A year after his conversion experience, Rodney met William Booth, the founder of the Salvation Army. Booth liked the singing voice and eager testimony. Booth gave him a part in the ministry. While he struggled to learn to read so that he could read Scripture, he also sang and preached throughout England and some countries in Europe. He became well known for singing the song, “There is a Fountain.”
Eventually, he launched out on his own. By then he had met and married a wife. She was a great help and encouragement to him, but when he made his first trip or nearly 50 trips to America, he came alone. He had two letters of recommendation with him, and knew of only one name to contact. Smith found his way to the church to introduce himself to the pastor and found them in prayer. For three weeks they had been praying nightly for revival.
After introduction he was welcomed and scheduled to speak in a three-week campaign. Smith, in the book he wrote Gipsy Smith, His life and Work, by Himself said of that first meeting: The prayer meetings had started before I left England, and by supplication and consecration the people had been getting ready for my coming. They did not know it, and I did not know it. But God who brought us together did. From that meeting to many others, Smith sang and preached his way across America. Perhaps it comes from a question asked him regarding revival that he described revival in the best of terms:
He said, “Find a piece of chalk, and find an empty room. Go into that room and shut the door. Draw a circle on the floor with that chalk, kneel down in that circle, and ask God to start revival right there.”
For seventy years Rodney “Gipsy” Smith carried the Gospel across Europe and across America.

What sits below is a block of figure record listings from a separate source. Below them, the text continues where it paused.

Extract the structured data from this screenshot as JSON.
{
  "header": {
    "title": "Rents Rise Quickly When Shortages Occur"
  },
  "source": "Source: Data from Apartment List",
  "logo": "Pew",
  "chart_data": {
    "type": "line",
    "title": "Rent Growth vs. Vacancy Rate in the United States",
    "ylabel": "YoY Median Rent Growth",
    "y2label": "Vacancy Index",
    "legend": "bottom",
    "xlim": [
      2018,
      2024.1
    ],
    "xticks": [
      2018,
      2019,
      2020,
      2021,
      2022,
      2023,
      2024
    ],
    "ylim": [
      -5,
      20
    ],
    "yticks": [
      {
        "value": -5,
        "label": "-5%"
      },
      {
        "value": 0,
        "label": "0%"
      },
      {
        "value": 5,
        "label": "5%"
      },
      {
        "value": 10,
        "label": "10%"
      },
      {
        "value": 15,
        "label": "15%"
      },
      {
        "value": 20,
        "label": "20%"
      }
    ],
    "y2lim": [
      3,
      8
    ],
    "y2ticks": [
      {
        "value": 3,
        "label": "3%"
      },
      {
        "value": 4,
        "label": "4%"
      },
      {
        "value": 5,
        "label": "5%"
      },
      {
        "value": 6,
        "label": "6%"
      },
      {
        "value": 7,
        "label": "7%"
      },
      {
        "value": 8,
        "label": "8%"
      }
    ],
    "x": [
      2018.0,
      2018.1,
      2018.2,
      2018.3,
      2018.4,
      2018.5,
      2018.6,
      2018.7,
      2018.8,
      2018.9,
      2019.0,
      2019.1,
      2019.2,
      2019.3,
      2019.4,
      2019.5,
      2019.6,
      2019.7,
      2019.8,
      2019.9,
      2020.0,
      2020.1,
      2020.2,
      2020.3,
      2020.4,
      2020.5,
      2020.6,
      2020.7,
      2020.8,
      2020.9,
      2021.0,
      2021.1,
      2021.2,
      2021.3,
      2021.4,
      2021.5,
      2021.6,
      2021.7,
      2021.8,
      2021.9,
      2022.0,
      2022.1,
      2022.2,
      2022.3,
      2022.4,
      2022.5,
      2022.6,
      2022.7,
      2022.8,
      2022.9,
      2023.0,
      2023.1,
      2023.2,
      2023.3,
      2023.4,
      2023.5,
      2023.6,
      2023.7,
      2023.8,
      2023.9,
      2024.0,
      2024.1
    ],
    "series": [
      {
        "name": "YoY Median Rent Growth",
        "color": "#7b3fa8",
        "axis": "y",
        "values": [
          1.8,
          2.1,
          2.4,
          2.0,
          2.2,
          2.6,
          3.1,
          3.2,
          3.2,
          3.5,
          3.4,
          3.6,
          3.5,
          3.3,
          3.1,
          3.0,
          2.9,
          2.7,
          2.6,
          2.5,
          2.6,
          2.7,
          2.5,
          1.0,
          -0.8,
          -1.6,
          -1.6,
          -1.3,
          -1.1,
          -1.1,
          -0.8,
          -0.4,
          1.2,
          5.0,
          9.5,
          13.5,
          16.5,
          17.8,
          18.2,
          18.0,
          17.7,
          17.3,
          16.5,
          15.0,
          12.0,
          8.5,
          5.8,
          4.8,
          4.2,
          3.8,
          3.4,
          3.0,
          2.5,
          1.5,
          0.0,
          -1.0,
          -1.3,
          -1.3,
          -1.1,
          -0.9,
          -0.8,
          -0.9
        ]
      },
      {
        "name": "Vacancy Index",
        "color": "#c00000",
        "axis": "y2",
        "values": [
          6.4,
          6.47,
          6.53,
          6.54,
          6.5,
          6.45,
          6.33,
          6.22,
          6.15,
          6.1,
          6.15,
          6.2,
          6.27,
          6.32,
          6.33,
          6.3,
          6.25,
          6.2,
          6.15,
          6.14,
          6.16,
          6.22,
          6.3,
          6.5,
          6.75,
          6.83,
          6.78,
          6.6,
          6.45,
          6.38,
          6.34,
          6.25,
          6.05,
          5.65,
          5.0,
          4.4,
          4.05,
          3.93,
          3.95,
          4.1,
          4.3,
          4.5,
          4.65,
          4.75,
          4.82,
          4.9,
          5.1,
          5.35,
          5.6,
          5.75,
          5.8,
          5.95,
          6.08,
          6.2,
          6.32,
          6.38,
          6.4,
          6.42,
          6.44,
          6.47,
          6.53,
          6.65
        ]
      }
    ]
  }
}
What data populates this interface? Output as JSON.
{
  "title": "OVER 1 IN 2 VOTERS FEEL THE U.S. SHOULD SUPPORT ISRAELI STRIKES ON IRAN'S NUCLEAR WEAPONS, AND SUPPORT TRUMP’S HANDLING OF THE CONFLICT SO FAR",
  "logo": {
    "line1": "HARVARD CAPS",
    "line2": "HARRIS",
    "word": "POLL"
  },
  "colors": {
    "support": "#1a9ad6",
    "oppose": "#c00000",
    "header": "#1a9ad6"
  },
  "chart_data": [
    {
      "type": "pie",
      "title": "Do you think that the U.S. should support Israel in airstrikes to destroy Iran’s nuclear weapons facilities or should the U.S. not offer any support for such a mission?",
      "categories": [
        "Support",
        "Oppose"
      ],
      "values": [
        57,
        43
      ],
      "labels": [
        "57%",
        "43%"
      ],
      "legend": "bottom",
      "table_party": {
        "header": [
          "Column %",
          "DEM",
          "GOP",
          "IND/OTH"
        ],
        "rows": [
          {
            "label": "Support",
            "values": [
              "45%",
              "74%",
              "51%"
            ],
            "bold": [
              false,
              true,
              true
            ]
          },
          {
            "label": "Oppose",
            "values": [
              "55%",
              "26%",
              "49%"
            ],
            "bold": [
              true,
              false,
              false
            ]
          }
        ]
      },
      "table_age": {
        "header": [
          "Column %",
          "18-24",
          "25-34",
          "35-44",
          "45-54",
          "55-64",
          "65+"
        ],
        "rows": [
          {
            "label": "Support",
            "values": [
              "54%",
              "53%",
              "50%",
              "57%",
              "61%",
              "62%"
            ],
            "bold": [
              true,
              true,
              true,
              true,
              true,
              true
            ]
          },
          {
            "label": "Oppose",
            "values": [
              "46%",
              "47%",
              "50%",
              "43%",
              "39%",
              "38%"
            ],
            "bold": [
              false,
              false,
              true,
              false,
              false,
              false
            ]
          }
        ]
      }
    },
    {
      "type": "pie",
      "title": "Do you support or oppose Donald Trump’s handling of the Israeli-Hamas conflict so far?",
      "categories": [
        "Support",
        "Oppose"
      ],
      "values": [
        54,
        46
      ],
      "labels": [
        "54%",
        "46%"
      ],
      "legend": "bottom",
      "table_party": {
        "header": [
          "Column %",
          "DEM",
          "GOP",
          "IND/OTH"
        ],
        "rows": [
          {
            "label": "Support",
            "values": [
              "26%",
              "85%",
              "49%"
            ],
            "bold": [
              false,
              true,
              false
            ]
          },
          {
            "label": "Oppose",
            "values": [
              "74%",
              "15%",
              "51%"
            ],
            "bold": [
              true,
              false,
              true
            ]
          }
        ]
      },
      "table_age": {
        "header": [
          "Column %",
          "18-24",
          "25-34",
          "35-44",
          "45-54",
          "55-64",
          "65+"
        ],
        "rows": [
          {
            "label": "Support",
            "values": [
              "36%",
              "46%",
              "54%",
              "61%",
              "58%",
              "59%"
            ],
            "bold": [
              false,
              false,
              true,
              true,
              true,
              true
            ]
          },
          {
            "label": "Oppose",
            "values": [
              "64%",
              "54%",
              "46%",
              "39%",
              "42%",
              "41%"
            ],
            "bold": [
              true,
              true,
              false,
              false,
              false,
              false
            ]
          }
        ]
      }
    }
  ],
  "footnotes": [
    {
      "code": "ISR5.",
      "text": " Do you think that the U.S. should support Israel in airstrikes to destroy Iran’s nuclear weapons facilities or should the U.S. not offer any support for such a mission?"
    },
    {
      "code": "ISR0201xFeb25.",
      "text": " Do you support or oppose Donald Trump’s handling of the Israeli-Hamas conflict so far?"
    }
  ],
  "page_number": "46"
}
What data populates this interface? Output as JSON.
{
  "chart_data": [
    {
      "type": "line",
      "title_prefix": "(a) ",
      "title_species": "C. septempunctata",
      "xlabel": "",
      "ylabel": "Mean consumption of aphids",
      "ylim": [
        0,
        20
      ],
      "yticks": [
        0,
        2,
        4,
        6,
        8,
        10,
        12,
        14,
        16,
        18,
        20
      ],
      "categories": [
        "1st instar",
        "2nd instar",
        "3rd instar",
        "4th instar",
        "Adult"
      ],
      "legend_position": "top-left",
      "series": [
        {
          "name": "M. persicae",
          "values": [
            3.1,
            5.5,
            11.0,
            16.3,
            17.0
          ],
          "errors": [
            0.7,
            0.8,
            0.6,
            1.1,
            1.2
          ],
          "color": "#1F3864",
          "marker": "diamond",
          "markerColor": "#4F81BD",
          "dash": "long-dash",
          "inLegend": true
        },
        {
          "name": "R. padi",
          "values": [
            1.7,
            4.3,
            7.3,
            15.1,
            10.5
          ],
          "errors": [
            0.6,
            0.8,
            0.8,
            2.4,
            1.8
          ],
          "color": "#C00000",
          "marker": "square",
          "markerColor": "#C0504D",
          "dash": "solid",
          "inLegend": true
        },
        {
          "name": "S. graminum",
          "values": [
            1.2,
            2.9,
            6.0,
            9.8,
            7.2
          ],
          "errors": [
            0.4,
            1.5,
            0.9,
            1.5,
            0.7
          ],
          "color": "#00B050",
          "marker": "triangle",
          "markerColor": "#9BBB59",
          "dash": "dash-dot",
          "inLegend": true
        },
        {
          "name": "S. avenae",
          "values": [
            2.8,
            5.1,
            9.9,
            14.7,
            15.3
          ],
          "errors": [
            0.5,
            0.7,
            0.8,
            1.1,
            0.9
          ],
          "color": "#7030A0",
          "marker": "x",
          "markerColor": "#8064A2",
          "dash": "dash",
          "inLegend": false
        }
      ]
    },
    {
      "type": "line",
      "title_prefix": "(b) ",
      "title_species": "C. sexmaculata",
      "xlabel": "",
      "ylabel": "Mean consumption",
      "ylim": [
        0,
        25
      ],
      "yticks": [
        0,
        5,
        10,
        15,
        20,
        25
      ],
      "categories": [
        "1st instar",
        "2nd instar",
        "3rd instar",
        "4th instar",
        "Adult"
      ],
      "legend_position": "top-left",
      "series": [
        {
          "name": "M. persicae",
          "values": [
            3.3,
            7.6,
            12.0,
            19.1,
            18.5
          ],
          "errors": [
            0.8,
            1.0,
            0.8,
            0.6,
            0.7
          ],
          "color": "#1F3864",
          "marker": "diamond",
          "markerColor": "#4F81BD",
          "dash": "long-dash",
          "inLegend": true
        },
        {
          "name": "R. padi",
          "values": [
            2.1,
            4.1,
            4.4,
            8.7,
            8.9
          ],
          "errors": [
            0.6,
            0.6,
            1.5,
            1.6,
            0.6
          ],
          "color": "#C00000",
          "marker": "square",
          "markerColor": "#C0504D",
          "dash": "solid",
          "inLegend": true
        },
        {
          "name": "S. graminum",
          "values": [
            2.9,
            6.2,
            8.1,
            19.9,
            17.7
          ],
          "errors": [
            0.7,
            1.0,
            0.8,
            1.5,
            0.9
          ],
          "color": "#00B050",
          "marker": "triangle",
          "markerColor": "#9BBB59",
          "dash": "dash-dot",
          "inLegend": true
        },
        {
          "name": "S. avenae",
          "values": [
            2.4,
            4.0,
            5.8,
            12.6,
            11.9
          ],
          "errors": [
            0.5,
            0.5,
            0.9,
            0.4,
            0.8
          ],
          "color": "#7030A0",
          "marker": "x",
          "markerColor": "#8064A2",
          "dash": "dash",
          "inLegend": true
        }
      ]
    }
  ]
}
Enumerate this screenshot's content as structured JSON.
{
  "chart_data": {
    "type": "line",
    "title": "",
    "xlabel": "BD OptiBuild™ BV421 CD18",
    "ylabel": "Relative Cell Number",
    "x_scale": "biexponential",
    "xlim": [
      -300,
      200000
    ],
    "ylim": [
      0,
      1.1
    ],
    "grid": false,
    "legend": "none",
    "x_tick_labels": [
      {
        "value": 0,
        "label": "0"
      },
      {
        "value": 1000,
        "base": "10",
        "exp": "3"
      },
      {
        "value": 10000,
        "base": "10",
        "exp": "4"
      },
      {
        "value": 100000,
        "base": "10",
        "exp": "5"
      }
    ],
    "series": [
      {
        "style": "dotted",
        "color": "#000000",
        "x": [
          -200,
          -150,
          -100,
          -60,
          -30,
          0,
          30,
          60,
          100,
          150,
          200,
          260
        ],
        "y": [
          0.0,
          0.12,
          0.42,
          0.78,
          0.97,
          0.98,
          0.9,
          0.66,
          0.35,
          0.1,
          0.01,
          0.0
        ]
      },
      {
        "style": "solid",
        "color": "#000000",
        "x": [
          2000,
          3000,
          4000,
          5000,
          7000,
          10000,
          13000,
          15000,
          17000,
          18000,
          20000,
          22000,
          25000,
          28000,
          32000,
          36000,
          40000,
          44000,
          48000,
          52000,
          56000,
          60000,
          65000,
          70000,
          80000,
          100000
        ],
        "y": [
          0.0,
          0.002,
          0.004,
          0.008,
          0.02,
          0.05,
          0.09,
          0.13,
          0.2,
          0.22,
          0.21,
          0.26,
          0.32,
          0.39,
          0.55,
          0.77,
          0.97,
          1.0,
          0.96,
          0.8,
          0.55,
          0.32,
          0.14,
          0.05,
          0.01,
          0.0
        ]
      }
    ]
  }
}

On that first meeting he met Ira Sankey, that great song leader. He had met Sankey before but wondered if Sankey remembered it. On a drive on the evening before his first meeting he asked Sankey, “Do you remember when Mr. Moody and you were in London you came out to a Gypsy camp at Effing Forest?
“Yes, I remember it very well, and I remember meeting the converted gipsy brothers who were doing a good evangelistic work up and down your country.”
“One of these brothers, Cornelius Smith, is my father, and he is still doing the same work.”
Mr. Sankey was pleased to hear this.
I further asked him: “Do you remember that some little gipsy boys stood by the wheel of the trap in which you were driving, and that, leaning over, you put your hand on the head of one of them and said, “The Lord make a preacher of you, my boy”?
“Yes, I remember that too.”
“I am that boy.”
Mr. Sankey’s joy knew no bounds.
That little gipsy boy became fondly known as “Gipsy Smith” and is well-known today for his driving desire to see folks come to Christ. Thousands, tens of thousands of people came to Christ in his ministry. His illustration of the chalk circle is as appropriate today as it was in the latter 19th century and well into the 20th century as the recipe for revival. It is said that he did not know the exact date of his birth until after he knew the date of his New Birth in Christ. A family member kindly researched it for him and found it to be March 31, 1860. He left this earth in 1947 but somewhere in Heaven, he may well be singing, “There is a Fountain” with Lester Roloff and Curtis Hudson! May his life continue to be an inspiration.